THE ULTIMATE TROUPER
It was because of Boris Karloff that I became, when I did, a picture director. Boris owed producer Roger Corman two days work, and Roger offered me the job of taking those two days and, along with some other elements and days, create a brand new Karloff movie. This was in late 1966, and Boris had been a star since 1931, thus after 35 years, his name by itself could still carry a picture. So we wrote Targets (1968) for Karloff, wrote him the part of Byron Orlok, a famous horror movie star who wanted to retire because his kind of Victorian horror could not compete with the modern horror of a sniper killing randomly (as a young Texan did in Austin in 1966).
The script was sent to Karloff and he liked it, though his role was written with a number of self-deprecating lines and moments of self- debasement, so in our first phone conversation from LA to London, Boris said, “Since I’m playing a character very like myself, do I have to say such terrible things about myself?” I argued that he was so well liked as an actor and as a person that the more bad things he said about himself as an actor or person, the more the audience would say it wasn’t true. Karloff never brought it up again, and said all the self-abusing remarks in the script just as they were written. And superbly.
But what didn’t he do superbly? He was able to strike any note, as can be seen from all his numerous films, and by his occasional stage work: I was fortunate enough to see him in 1955 as the French dauphin on Broadway in “The Lark”, French playwright Jean Anouilh’s drama (adapted by Lillian Hellman) about Joan of Arc, with Julie Harris as Joan, in a cast that also featured Christopher Plummer and Theodore Bikel. Boris was the model of elegance and profoundly thoughtful grace.
He also had a great speaking voice, and the brilliance of a born storyteller. When I heard him on TV doing his memorable narration for Chuck Jones’ classic cartoon feature of Dr. Seuss’ “How the Grinch Stole Christmas”, I determined that I could not make a Boris Karloff picture and not have him tell a story somewhere in it. Which gave birth to one of the best scenes in the film. Boris—in one continuous shot—tells a riveting two or three minute “scary story” about a merchant from Baghdad who thinks Death is looking for him in Baghdad and so flees to Samarra, which turns out to be exactly where Death has ” an appointment with him tonight-in Samarra.”
The text was borrowed from a little-known play by Somerset Maugham, and Boris nailed it with consummate skill on the first take. It was 1:30 in the morning on a little sound stage on Santa Monica Blvd. in West Hollywood, and we’d been shooting with Karloff since 8:00 that morning. Right after Boris finished, and I yelled, “Great! Cut! Print! That was terrific,” the entire weary crew burst into spontaneous applause. You could tell Boris was touched and gratified by their reaction, and Evie Karloff, his wife, had tears in her eyes. Karloff was 79 at the time, with steel braces on both his legs, suffering from a bad case of Emphysema, and had less than two years left to live. He never complained at the long hours, he was always the ultimate trouper.

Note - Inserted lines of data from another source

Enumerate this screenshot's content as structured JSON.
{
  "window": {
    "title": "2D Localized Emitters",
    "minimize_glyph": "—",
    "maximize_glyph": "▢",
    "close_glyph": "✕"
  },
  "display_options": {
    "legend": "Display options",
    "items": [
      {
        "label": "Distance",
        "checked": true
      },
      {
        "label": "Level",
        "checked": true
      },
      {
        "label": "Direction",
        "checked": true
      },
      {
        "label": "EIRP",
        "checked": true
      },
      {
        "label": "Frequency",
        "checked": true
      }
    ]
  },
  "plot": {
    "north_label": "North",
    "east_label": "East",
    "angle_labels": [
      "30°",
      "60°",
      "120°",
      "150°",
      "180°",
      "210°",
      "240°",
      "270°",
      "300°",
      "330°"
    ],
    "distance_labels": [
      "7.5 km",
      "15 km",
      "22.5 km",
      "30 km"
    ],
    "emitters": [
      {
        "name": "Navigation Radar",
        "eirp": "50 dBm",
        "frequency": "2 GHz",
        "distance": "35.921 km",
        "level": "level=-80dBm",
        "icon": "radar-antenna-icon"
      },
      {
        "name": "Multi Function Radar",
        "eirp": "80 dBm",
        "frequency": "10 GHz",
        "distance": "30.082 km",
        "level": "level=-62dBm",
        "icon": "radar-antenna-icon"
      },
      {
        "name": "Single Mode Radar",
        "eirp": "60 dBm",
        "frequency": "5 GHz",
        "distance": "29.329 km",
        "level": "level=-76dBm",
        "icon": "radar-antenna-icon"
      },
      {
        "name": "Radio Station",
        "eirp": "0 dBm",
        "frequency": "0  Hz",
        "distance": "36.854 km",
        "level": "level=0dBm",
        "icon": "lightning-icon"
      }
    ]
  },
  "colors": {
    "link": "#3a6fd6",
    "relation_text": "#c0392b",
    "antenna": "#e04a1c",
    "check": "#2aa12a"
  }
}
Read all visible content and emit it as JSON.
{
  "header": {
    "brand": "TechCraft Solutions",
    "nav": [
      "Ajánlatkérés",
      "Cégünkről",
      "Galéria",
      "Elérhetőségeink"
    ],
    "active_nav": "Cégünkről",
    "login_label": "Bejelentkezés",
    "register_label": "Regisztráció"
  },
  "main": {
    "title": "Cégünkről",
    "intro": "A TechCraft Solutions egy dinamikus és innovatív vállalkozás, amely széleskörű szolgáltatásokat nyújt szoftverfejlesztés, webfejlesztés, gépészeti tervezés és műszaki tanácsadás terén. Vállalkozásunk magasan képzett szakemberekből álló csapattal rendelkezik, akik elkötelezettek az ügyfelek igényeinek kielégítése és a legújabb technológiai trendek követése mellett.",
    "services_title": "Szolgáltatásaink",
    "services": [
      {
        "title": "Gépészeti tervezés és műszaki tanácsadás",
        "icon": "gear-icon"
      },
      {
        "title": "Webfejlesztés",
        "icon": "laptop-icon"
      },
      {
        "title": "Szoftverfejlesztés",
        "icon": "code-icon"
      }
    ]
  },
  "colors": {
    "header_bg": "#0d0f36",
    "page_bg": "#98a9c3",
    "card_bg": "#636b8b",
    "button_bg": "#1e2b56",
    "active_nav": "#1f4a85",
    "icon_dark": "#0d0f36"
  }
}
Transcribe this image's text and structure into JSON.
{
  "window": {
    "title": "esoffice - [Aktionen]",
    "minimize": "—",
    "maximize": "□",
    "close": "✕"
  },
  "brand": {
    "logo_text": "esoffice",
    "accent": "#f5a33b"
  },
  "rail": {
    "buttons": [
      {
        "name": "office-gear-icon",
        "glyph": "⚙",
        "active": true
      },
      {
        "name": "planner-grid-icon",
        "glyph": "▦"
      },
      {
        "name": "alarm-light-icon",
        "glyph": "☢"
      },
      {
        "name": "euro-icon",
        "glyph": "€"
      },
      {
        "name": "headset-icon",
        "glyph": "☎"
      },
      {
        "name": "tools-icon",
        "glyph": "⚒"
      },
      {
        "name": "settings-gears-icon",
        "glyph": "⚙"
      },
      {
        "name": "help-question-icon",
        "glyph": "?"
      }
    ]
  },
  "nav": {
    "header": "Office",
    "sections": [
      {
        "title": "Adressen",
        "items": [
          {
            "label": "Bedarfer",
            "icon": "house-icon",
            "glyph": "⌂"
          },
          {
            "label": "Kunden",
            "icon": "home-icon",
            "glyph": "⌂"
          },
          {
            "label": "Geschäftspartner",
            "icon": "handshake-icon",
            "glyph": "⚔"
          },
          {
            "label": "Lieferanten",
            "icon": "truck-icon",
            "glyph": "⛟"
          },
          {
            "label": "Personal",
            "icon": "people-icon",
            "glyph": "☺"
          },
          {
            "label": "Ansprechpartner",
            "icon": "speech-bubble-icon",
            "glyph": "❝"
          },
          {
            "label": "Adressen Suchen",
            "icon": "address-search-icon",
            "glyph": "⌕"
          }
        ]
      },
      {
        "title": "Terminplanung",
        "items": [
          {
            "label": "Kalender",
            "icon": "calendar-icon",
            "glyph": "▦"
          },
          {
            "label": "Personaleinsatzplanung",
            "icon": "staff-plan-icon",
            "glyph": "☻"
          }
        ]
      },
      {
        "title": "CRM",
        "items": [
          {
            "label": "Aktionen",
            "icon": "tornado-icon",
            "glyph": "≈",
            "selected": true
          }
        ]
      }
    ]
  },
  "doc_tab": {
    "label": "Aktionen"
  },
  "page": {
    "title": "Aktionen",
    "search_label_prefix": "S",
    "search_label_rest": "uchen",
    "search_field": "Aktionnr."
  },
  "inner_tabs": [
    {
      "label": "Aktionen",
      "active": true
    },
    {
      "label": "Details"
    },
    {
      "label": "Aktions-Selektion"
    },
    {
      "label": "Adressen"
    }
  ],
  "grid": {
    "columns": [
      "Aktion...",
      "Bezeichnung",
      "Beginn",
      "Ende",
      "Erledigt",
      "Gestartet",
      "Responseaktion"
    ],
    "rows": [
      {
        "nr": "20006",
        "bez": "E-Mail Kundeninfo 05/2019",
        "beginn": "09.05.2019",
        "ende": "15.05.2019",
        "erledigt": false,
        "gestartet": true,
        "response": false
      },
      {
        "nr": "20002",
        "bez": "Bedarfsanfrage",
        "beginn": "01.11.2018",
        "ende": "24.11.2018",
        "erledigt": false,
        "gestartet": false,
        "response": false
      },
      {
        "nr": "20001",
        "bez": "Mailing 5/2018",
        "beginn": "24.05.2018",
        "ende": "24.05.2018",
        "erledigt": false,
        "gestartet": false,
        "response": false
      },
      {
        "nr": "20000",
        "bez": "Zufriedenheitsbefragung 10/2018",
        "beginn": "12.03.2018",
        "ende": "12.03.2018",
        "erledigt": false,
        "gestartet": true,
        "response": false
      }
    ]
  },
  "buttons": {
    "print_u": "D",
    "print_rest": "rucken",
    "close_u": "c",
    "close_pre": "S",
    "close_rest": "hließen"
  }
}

What I didn’t know about his career was that he was also the inspiration for a series of 60s horror comics, of which this is the fourth collected volume. The force of his power telling a story was so strong that it could make itself felt even through cartoon drawings. Talk about having an identity!
When I asked him once how he really felt about being typed from “Frankenstein” (l931) onward, he looked at me curiously. “The Monster? How do I feel about the Monster?” He smiled distantly. “He gave me a niche. For which I am ever grateful. He gave me a career.” And what a unique career it was— for this kind, soft- spoken, polite English gentleman, born William Henry Pratt—but known with as shiver throughout the world by just one word—Karloff. Long live Boris!